After a moment of silence, Jackie's response was completely blank: "Oh?". Jack said that he hoped this wouldn't completely ruin things for them. Before hanging up, he told her that he loved her. She didn't respond. She stopped returning his calls.
“Is Uncle Jack coming today?” little John asked his mother one afternoon. “No, honey,” she said, hugging him. “We won’t see Uncle Jack again.”
Jackie Kennedy married Greek shipping magnate Aristotle Onassis in 1968. It was a tumultuous marriage that ended with his death at age 69 in 1975. During that time, she entered therapy with a psychoanalyst, Dr. Marianne Kris.

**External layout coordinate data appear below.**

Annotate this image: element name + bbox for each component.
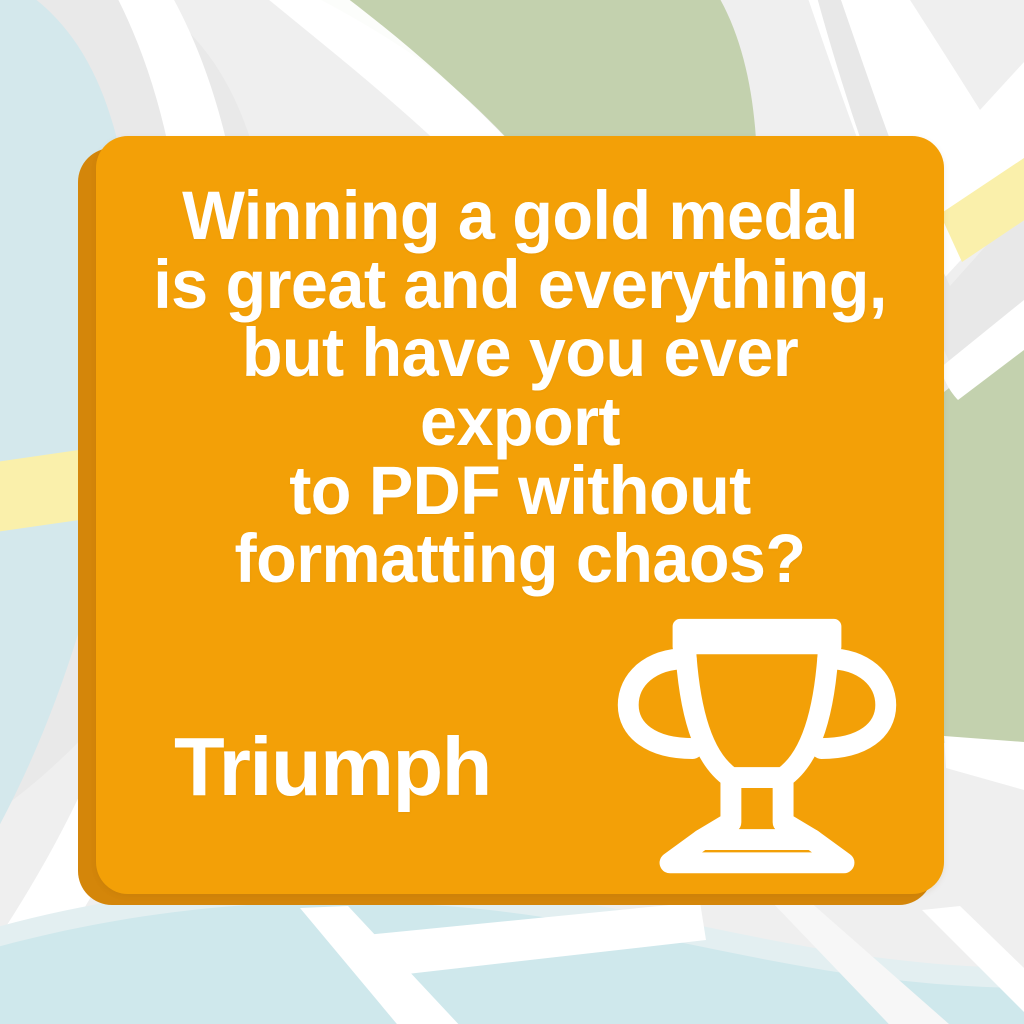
poster-canvas: Winning a gold medal is great and everyt… <box>0 0 1024 1024</box>
quote-card: Winning a gold medal is great and everyt… <box>96 136 944 894</box>
card-content: Winning a gold medal is great and everyt… <box>96 136 944 894</box>
headline-text: Winning a gold medal is great and everyt… <box>144 182 897 594</box>
bg-shape-green-right <box>932 330 1024 760</box>
trophy-icon <box>612 596 902 886</box>
brand-name: Triumph <box>174 725 491 808</box>
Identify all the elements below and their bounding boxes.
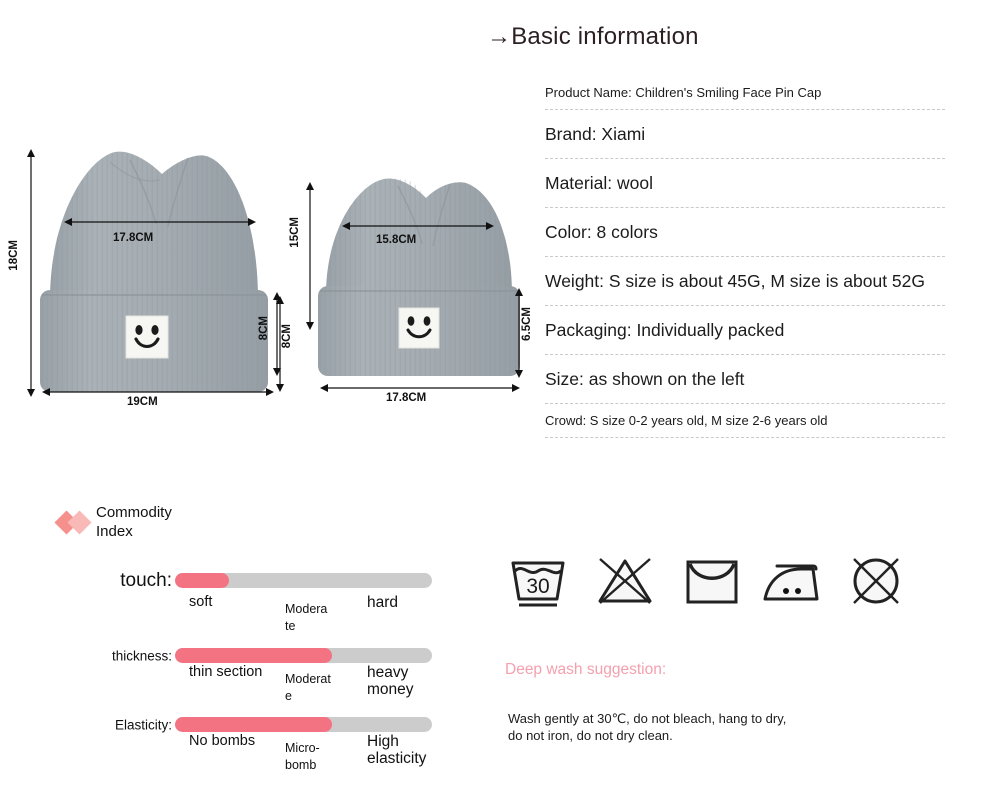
index-bar-label: thickness:	[112, 649, 172, 664]
index-scale-high: High elasticity	[367, 733, 447, 767]
do-not-dry-clean-icon	[843, 553, 909, 611]
m-cuff-height-label: 8CM	[258, 316, 270, 340]
diamond-icon	[56, 511, 100, 535]
info-row-text: Size: as shown on the left	[545, 369, 744, 390]
index-scale-mid: Micro-bomb	[285, 740, 341, 774]
wash-30-icon: 30	[505, 553, 571, 611]
m-cuff-height-arrow	[270, 292, 284, 376]
info-row-text: Material: wool	[545, 173, 653, 194]
index-scale-low: soft	[189, 594, 275, 611]
m-size-hat-diagram: 15CM 15.8CM 8CM 6.5CM 17.8CM	[278, 160, 558, 420]
s-bottom-width-label: 19CM	[127, 396, 158, 408]
svg-text:30: 30	[526, 575, 549, 598]
info-row-packaging: Packaging: Individually packed	[545, 306, 945, 355]
dry-flat-icon	[679, 553, 745, 611]
info-row-material: Material: wool	[545, 159, 945, 208]
info-row-brand: Brand: Xiami	[545, 110, 945, 159]
index-bar-fill	[175, 717, 332, 732]
index-bar-track[interactable]	[175, 573, 432, 588]
basic-information-heading: →Basic information	[487, 23, 699, 51]
care-symbols: 30	[505, 553, 905, 615]
index-bar-label: Elasticity:	[115, 718, 172, 733]
info-row-color: Color: 8 colors	[545, 208, 945, 257]
info-row-weight: Weight: S size is about 45G, M size is a…	[545, 257, 945, 306]
index-scale-high: heavy money	[367, 664, 447, 698]
index-bar-track[interactable]	[175, 717, 432, 732]
s-height-label: 18CM	[8, 240, 20, 271]
index-bar-fill	[175, 648, 332, 663]
s-bottom-width-arrow	[42, 386, 274, 398]
product-infographic: 18CM 17.8CM 8CM 19CM	[0, 0, 1000, 799]
s-size-hat-svg	[10, 140, 300, 420]
index-bar-label: touch:	[120, 570, 172, 592]
info-row-text: Packaging: Individually packed	[545, 320, 784, 341]
info-row-text: Weight: S size is about 45G, M size is a…	[545, 271, 925, 292]
deep-wash-suggestion-body: Wash gently at 30℃, do not bleach, hang …	[508, 710, 786, 744]
index-scale-touch: soft Modera te hard	[175, 594, 445, 640]
index-scale-thickness: thin section Moderat e heavy money	[175, 664, 445, 710]
index-bar-track[interactable]	[175, 648, 432, 663]
commodity-index-title: Commodity Index	[96, 503, 206, 541]
info-row-text: Color: 8 colors	[545, 222, 658, 243]
arrow-right-icon: →	[487, 23, 511, 50]
m-bottom-width-label: 17.8CM	[386, 392, 426, 404]
s-crown-width-arrow	[64, 216, 256, 228]
basic-information-title: Basic information	[511, 23, 698, 50]
info-row-product-name: Product Name: Children's Smiling Face Pi…	[545, 76, 945, 110]
m-height-label: 15CM	[289, 217, 301, 248]
basic-information-list: Product Name: Children's Smiling Face Pi…	[545, 76, 945, 438]
index-scale-low: No bombs	[189, 733, 275, 750]
index-scale-mid: Moderat e	[285, 671, 341, 705]
m-height-arrow	[303, 182, 317, 330]
index-scale-elasticity: No bombs Micro-bomb High elasticity	[175, 733, 445, 779]
info-row-text: Crowd: S size 0-2 years old, M size 2-6 …	[545, 413, 828, 428]
s-height-arrow	[24, 149, 38, 397]
deep-wash-suggestion-title: Deep wash suggestion:	[505, 661, 666, 679]
s-crown-width-label: 17.8CM	[113, 232, 153, 244]
info-row-size: Size: as shown on the left	[545, 355, 945, 404]
info-row-crowd: Crowd: S size 0-2 years old, M size 2-6 …	[545, 404, 945, 438]
index-scale-high: hard	[367, 594, 447, 611]
m-crown-width-label: 15.8CM	[376, 234, 416, 246]
m-crown-width-arrow	[342, 220, 494, 232]
info-row-text: Product Name: Children's Smiling Face Pi…	[545, 85, 821, 100]
s-size-hat-diagram: 18CM 17.8CM 8CM 19CM	[10, 140, 300, 420]
info-row-text: Brand: Xiami	[545, 124, 645, 145]
index-bar-fill	[175, 573, 229, 588]
do-not-bleach-icon	[592, 553, 658, 611]
iron-two-dots-icon	[757, 553, 833, 611]
index-scale-mid: Modera te	[285, 601, 341, 635]
m-side-height-label: 6.5CM	[521, 307, 533, 341]
index-scale-low: thin section	[189, 664, 275, 681]
index-bar-touch: touch:	[0, 570, 470, 592]
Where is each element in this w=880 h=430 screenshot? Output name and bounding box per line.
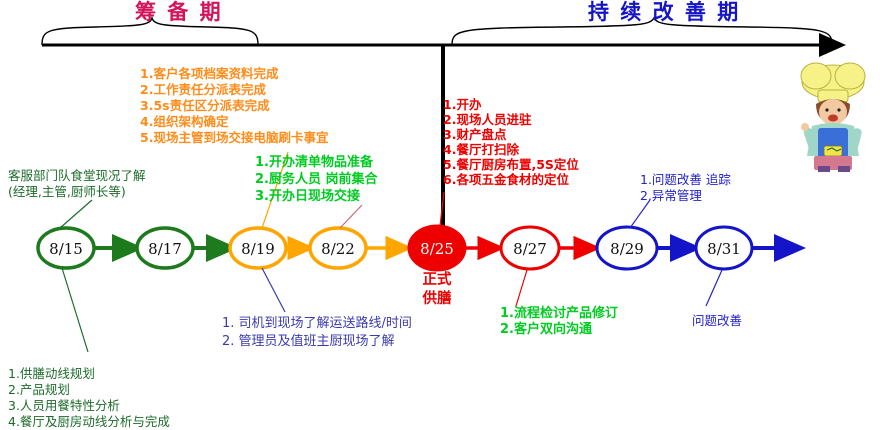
note-blue-improve-2: 2.异常管理 xyxy=(640,188,702,203)
note-green-process-1: 1.流程检讨产品修订 xyxy=(500,306,618,322)
timeline-diagram: 筹 备 期 持 续 改 善 期 1.客户各项档案资料完成 2.工作责任分派表完成… xyxy=(0,0,880,430)
leader-problem-to-8-31 xyxy=(706,270,722,306)
note-orange-prep-4: 4.组织架构确定 xyxy=(140,114,228,129)
note-green-survey-1: 客服部门队食堂现况了解 xyxy=(8,168,146,183)
note-green-planning-3: 3.人员用餐特性分析 xyxy=(8,398,120,413)
note-green-open-3: 3.开办日现场交接 xyxy=(255,189,360,205)
note-orange-prep-1: 1.客户各项档案资料完成 xyxy=(140,66,278,81)
milestone-label-line1: 正式 xyxy=(402,272,472,289)
note-green-survey-2: (经理,主管,厨师长等) xyxy=(8,184,126,199)
phase-label-preparation: 筹 备 期 xyxy=(135,0,223,26)
chef-character-icon xyxy=(801,63,865,172)
node-label-8-27[interactable]: 8/27 xyxy=(507,240,553,258)
milestone-label-line2: 供膳 xyxy=(402,291,472,308)
node-label-8-25[interactable]: 8/25 xyxy=(414,240,460,258)
note-red-open-2: 2.现场人员进驻 xyxy=(443,112,531,127)
note-orange-prep-3: 3.5s责任区分派表完成 xyxy=(140,98,270,113)
leader-greenopen-to-8-22 xyxy=(340,205,362,228)
note-indigo-driver-1: 1. 司机到现场了解运送路线/时间 xyxy=(222,316,412,332)
note-orange-prep-2: 2.工作责任分派表完成 xyxy=(140,82,266,97)
note-blue-problem-improve: 问题改善 xyxy=(692,313,742,328)
note-red-open-5: 5.餐厅厨房布置,5S定位 xyxy=(443,157,579,172)
note-green-planning-4: 4.餐厅及厨房动线分析与完成 xyxy=(8,414,170,429)
note-red-open-1: 1.开办 xyxy=(443,97,481,112)
note-green-open-2: 2.厨务人员 岗前集合 xyxy=(255,172,378,188)
phase-label-continuous: 持 续 改 善 期 xyxy=(588,0,740,26)
note-red-open-6: 6.各项五金食材的定位 xyxy=(443,172,569,187)
diagram-canvas xyxy=(0,0,880,430)
note-green-process-2: 2.客户双向沟通 xyxy=(500,322,592,338)
node-label-8-29[interactable]: 8/29 xyxy=(604,240,650,258)
note-indigo-driver-2: 2. 管理员及值班主厨现场了解 xyxy=(222,334,395,350)
node-label-8-15[interactable]: 8/15 xyxy=(43,240,89,258)
node-label-8-17[interactable]: 8/17 xyxy=(142,240,188,258)
node-label-8-22[interactable]: 8/22 xyxy=(315,240,361,258)
leader-planning-to-8-15 xyxy=(62,268,88,352)
leader-driver-to-8-19 xyxy=(262,268,285,312)
note-green-planning-1: 1.供膳动线规划 xyxy=(8,366,95,381)
node-label-8-31[interactable]: 8/31 xyxy=(701,240,747,258)
note-green-open-1: 1.开办清单物品准备 xyxy=(255,155,373,171)
leader-survey-to-8-15 xyxy=(60,200,92,228)
leader-process-to-8-27 xyxy=(516,270,527,306)
note-orange-prep-5: 5.现场主管到场交接电脑刷卡事宜 xyxy=(140,130,328,145)
note-red-open-3: 3.财产盘点 xyxy=(443,127,506,142)
note-green-planning-2: 2.产品规划 xyxy=(8,382,70,397)
note-red-open-4: 4.餐厅打扫除 xyxy=(443,142,519,157)
node-label-8-19[interactable]: 8/19 xyxy=(235,240,281,258)
note-blue-improve-1: 1.问题改善 追踪 xyxy=(640,172,731,187)
leader-blueimprove-to-8-29 xyxy=(630,200,650,228)
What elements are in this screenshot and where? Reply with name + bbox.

"Dr. Kris would never discuss Mrs. Onassis, citing doctor-patient confidentiality," Patricia Atwood, Kris's secretary from 1972 to 1974, said in an email.
"They addressed Mrs. Onassis' ongoing PTSD (post-traumatic stress disorder) from the assassination, as well as some lingering issues with their marriage. 'John F. Kennedy died in a blaze of glory,' Mrs. Onassis once said."
President Kennedy and his wife were married in 1953.
Jackie Kennedy discovered that Dr. Kris had treated Marilyn Monroe - who was rumored to have had an affair with John F. Kennedy long ago.
In her later years, Jackie befriended diamond merchant Maurice Tempelsman. Then, in early 1994, she was diagnosed with lymphoma. Two months before her death, Jackie called Warnecke.
After Jack and she burned the letters in the fireplace, Jackie told Jack that after four rounds of chemotherapy, her tests had come back normal. She thought she had beaten the disease.
Then, incredibly, an MRI scan showed that the tumor had spread to her brain and spinal cord. Jack asked her if she had any regrets when she looked back on her life. Jackie said she wished she hadn't let November 22, 1963, poison the rest of her life.
"I never got over it. I could have gotten over it, but I never did. It's a shame. I spent so much time agonizing over something I could never change," Jackie said sadly.
"I told her I never stopped loving her," Jack recalled. "I think Jackie Kennedy would have said the same thing to me. Instead, she said, 'Thank you, Jack. I'd rather leave it at that if I could.'" They promised to talk again soon, but never did.